Jeanne Roberts
Every year a new group of figures come out, and every year those of us who track global warming (aka climate change ) are a little bit more concerned about the loss of Arctic Ocean sea ice, and how that loss will affect populations in both the short- and long-term.
This year’s figures, courtesy of NASA (the National Aeronautics and Space Administration, U.S.), show that ice continues to melt, this year reaching its second-lowest level since scientists began keeping records.
These records, which are kept at the NASA-supported National Snow and Ice Data Center (NSIDC) at the University of Colorado in Boulder, support the contention of hundreds of scientists globally who insist that the planet is warming, and that the activities of humanity are driving that warming.
Called anthropogenic climate change, the manifestations are evident everywhere, but nowhere more poignantly than in the Arctic, where McGill University professor and climate researcher Dr. James D. Ford is engaged in a five-year program called Indigenous Health Adaptation to Climate Change (IHACC) to track the effects of global warming on the Inuit.
Dr. Ford’s group is also working in Uganda and Peru, but it is among the Inuit in Canada’s Nunavut Territory – a new region carved from the former Northwest Territories – that the plight of indigenous people facing down climate change becomes most apparent, and most appalling.
Responding in an interview, Dr. Ford noted that the changes are hitting the young and old equally hard. For example, while many of the experienced hunters know about the dangers of uncertain ice thicknesses and dangerous or unexpectedly brittle ice – having learned to identify such conditions as part of their tradition – many of the younger hunters do not share this knowledge, leading to more and more accidents in which the unwary fall through the ice and are not recovered because of the record cold of Arctic waters.
The same thing happens in the general Inuit population as well, because to the Inuit the ice is not just a hunting field, it is a highway, across which they travel from village to village to spread the news, barter goods and seek health care and information.
Unfortunately, those doing the traveling are often young, inexperienced, and without the benefit of a traditional hunter’s education.
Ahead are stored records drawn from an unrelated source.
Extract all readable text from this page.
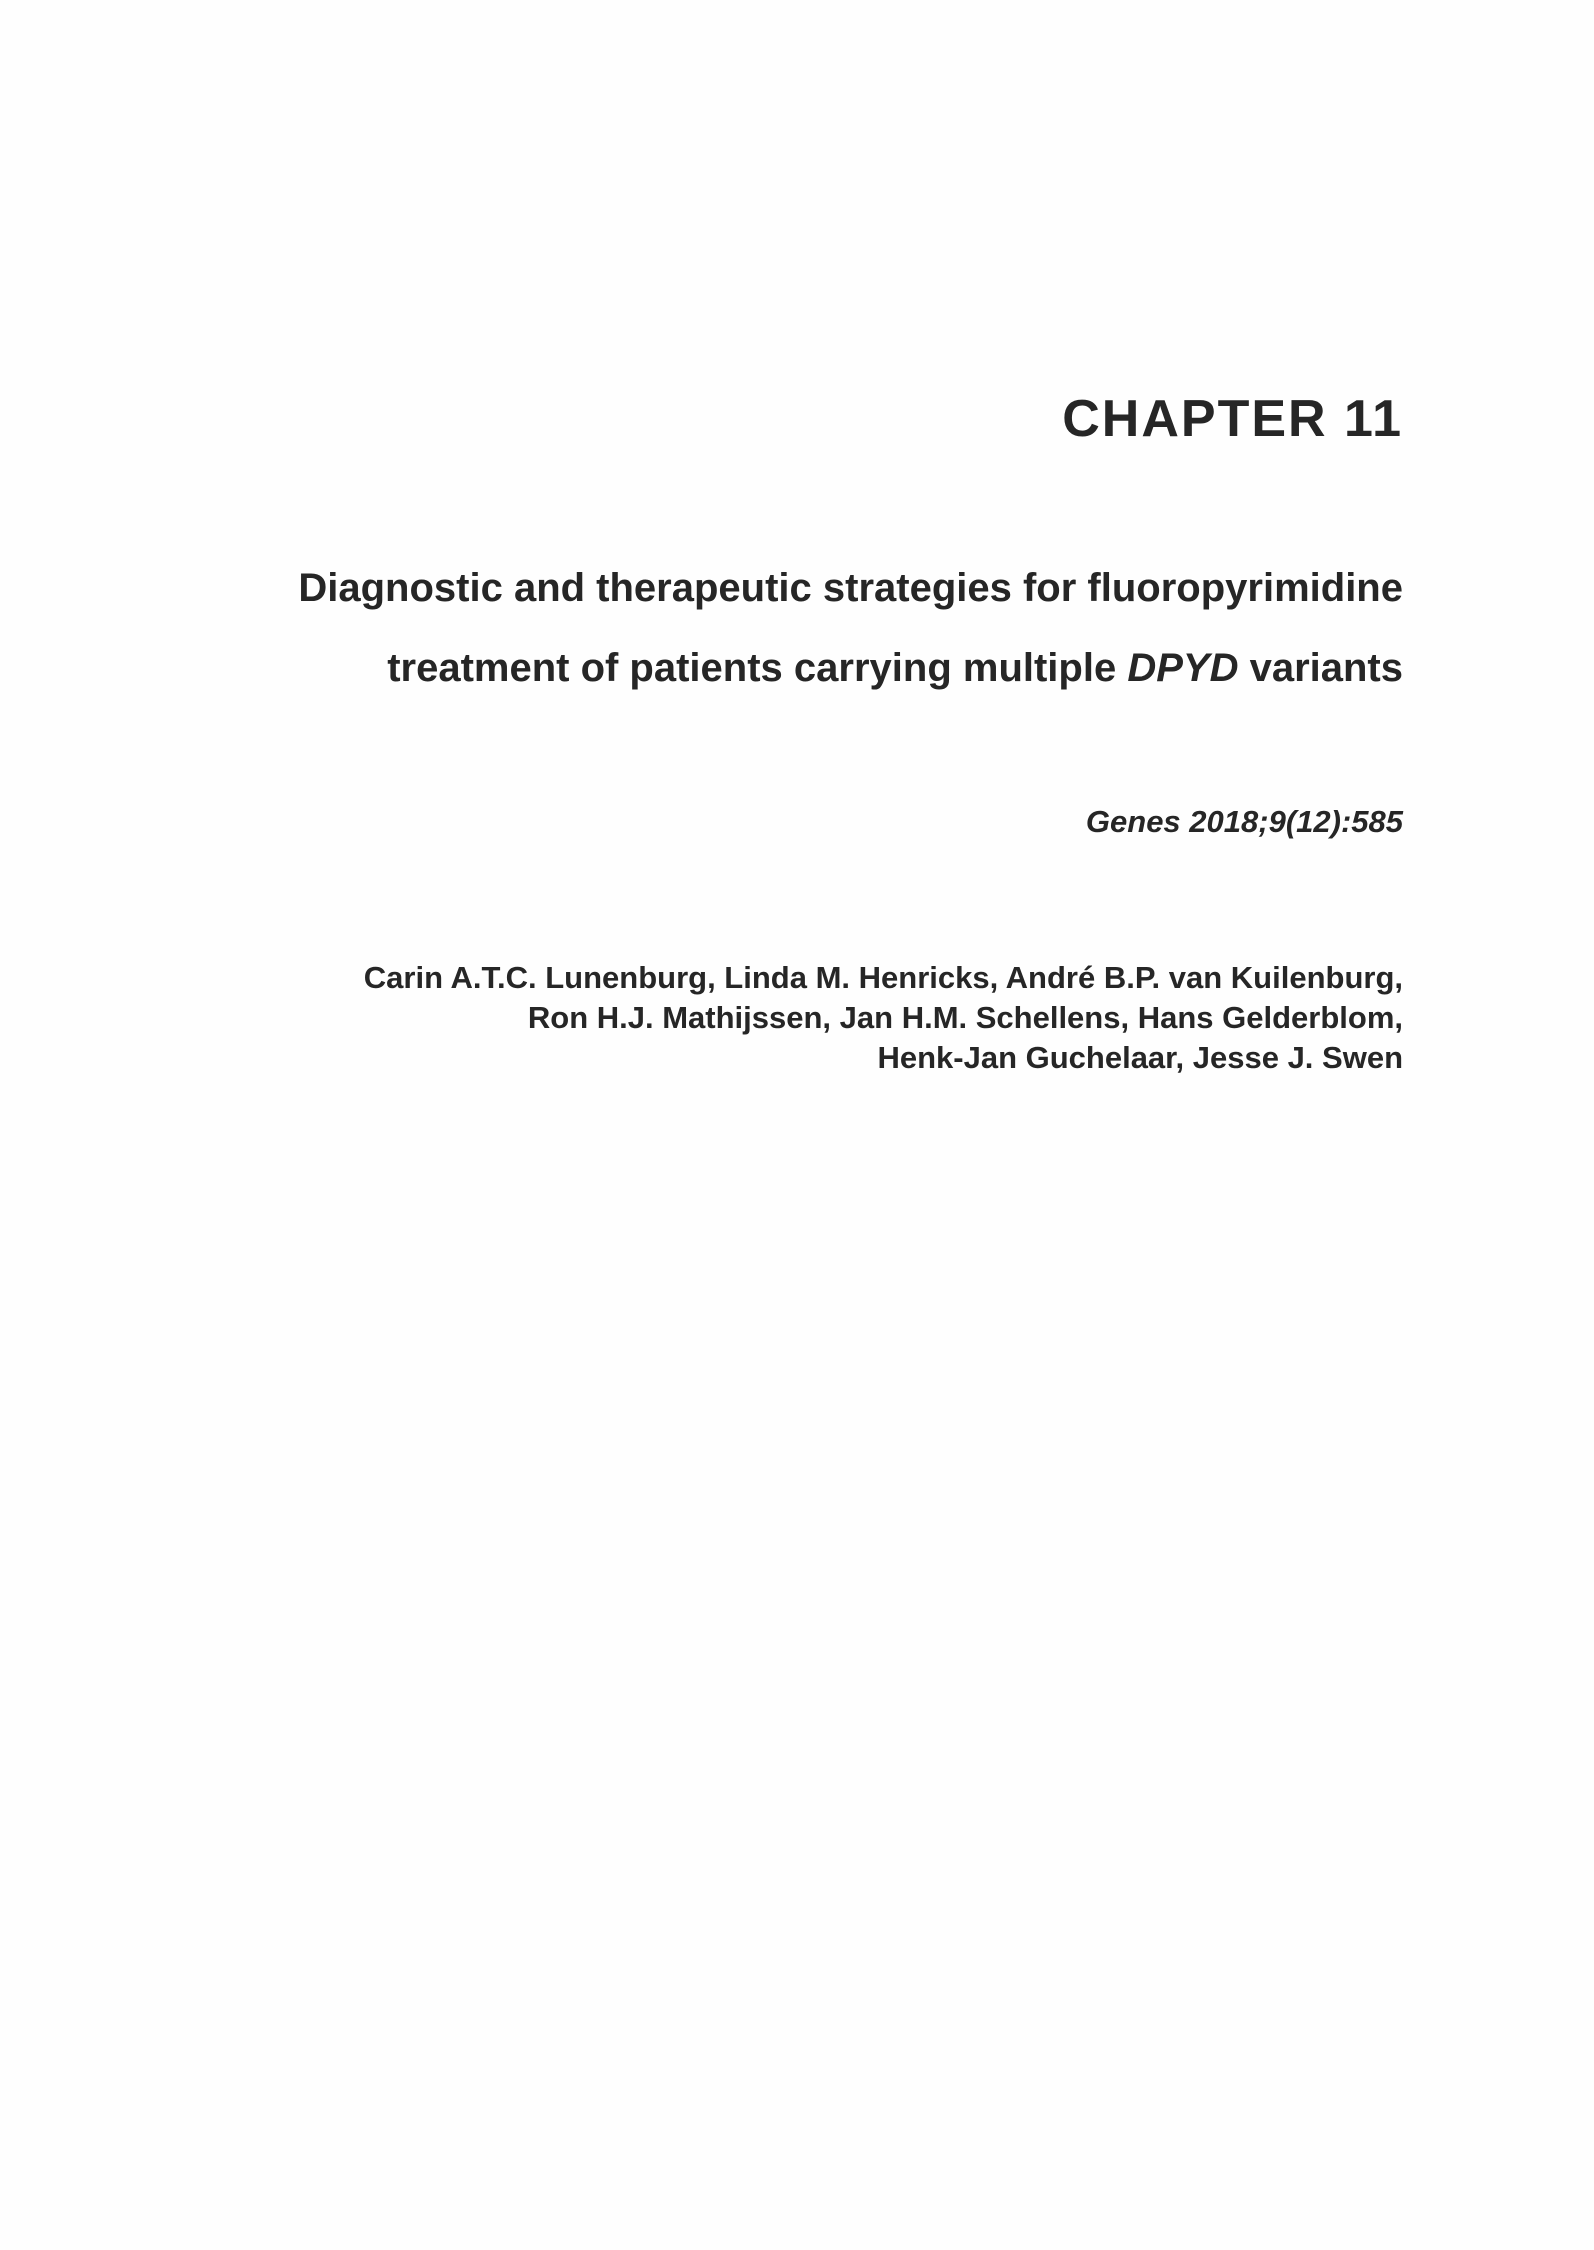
CHAPTER 11
Diagnostic and therapeutic strategies for fluoropyrimidine
treatment of patients carrying multiple DPYD variants

Genes 2018;9(12):585

Carin A.T.C. Lunenburg, Linda M. Henricks, André B.P. van Kuilenburg,
Ron H.J. Mathijssen, Jan H.M. Schellens, Hans Gelderblom,
Henk-Jan Guchelaar, Jesse J. Swen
“When things go wrong,” Dr. Ford adds. “They often don’t know what to do.”
For those of us in the lower 48, and for people living in developed countries, this changing terrain would be the equivalent of all the roads shifting their courses, with no map to show those changes. For young Inuit, and even for older Inuit without experience, the results can be tragic.
More important, perhaps, is the fact that the Inuit can no longer hunt as freely as they once did. Even experienced hunters need to move more slowly, more cautiously. Thus, the traditional Inuit foods of seal, whale and walrus are less prevalent, forcing even those traditional hunting families to increasingly rely on expensive and less nourishing food from local stores.
This food, whose cost is seriously inflated by the fact that it has to be flown in (except for a brief period in midsummer), is essentially unavailable to impoverished Inuit, who now can not even rely on what they once considered staple foods from the sea.
The resulting effects on health are, as Dr. Ford observes, unfortunate. There is, however, a single note of hope.
“The Inuit are beginning to realize how their very fluid traditions, of hunting and traveling, lend themselves to tackling the worst effects of climate change. So in that sense the adversity of climate change strengthens community bonds rather than weakening them.”
This is extremely encouraging as another round of climate change reports sees carbon dioxide levels soaring to new heights, ice reaching new lows, and even the ozone layer experiencing record loss.

















I quote: "These records, which are kept at the NASA-supported National Snow and Ice Data Center (NSIDC) at the University of Colorado in Boulder, support the contention of hundreds of scientists globally who insist that the planet is warming, and that the activities of humanity are driving that warming." This is incorrect. What these figures show is that the Arctic is warming, not that the whole planet is warming. Arctic warming started suddenly at the turn of the twentieth century, paused from 1940 to 1970, then resumed, and is still going strong. Since there was no concurrent increase in atmospheric carbon dioxide at the time the greenhouse effect as a cause of Arctic warming is ruled out because laws of physics do not allow it. What caused Arctic warming to start is a rearrangement of the North Atlantic current system at the turn of the century that began to direct warm currents like the Gulf Stream into the Arctic Ocean. The mid-century pause in warming was very likely the result of a temporary return of the the original pattern of currents. Carbon dioxide is totally incapable of such behavior. But as you mentioned above Arctic warming has been widely used as proof of the existence of global greenhouse warming. Since Arctic warming is not a result of the greenhouse effect no observations of Arctic warming can be used as evidence for the existence of a global greenhouse effect.